The two-well construct was created with three polyethylene rectangular prisms cut from UVette cuvettes (Eppendorf, Hamburg, Germany). The prisms were arranged on a glass microscope slide such that two prisms were vertically contacting the slide and the third formed a horizontal bridge with the vertical prisms. The region of the two vertical prisms below the bridge connection formed a well. Windows were cut from the facing sides of the vertical prisms to form a continuum with the bridge. All contacting edges were sealed with epoxy resin, whose autofluorescence was controlled with an opaque polyethylene sheet.

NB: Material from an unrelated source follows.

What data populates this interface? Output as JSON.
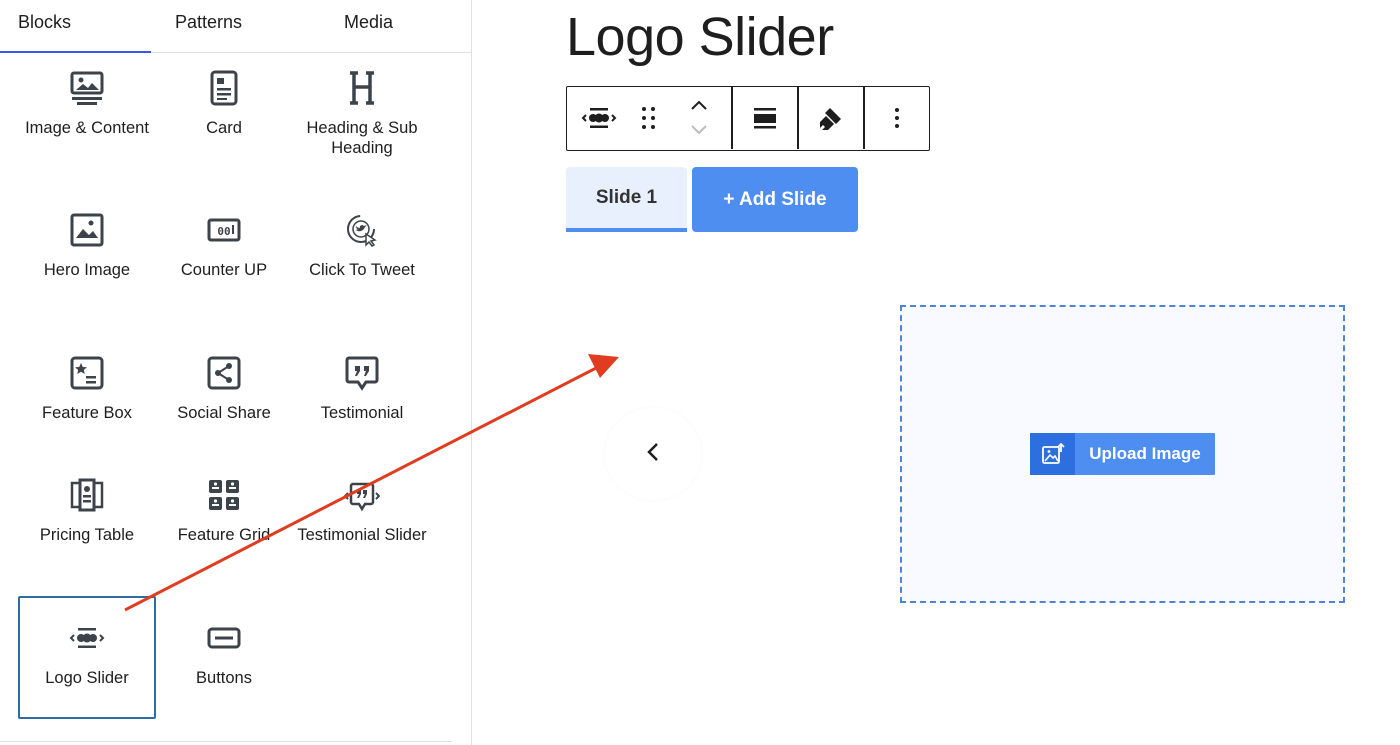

For in vitro experiments in the two-well constructs, a 1 mm thick layer of beads (100 μL) was prepared according to manufacturer's instructions and carefully laid down in each respective well. Sensor proteins were added to the bridge region so as to not bias the initial localization. The sensors were expressed in Escherichia Coli and mechanically extracted: concentration was ∼40 μM in a 50 mM Tris, 100 mM NaCl buffer. This same buffer was used to fill the remainder of the two-well construct. For in vitro experiments, unless otherwise noted, the solution was brought to 1 mM EDTA in the diffusion phase, then 2 mM CaCl₂ in the Ca²⁺-translocation phase, then 4 mM EDTA in the EDTA-translocation phase.

Fluorescent localizations were viewed using the Illumatool Tunable Lighting System (Light Tools Research, Encinitas, CA) with 488 nm excitation and 520 nm emission filters for Ven. Photographs were taken using a Canon A350 Powershot camera stored in JPEG format. Analysis was conducted using IrfanView.

Brightness in two regions of an image was compared by forming a localization ratio between them. To accomplish this, the brightness of every pixel in a region of interest was binned from 1 to 256 and the peak of the histogram was selected as the brightness of that region. Then, a ratio was formed as the brightness of region A divided by the brightness of region B. Ratios greater than 1 suggest more protein in region A, less than 1 suggest more protein in region B, while a ratio of 1 suggests no preferential association.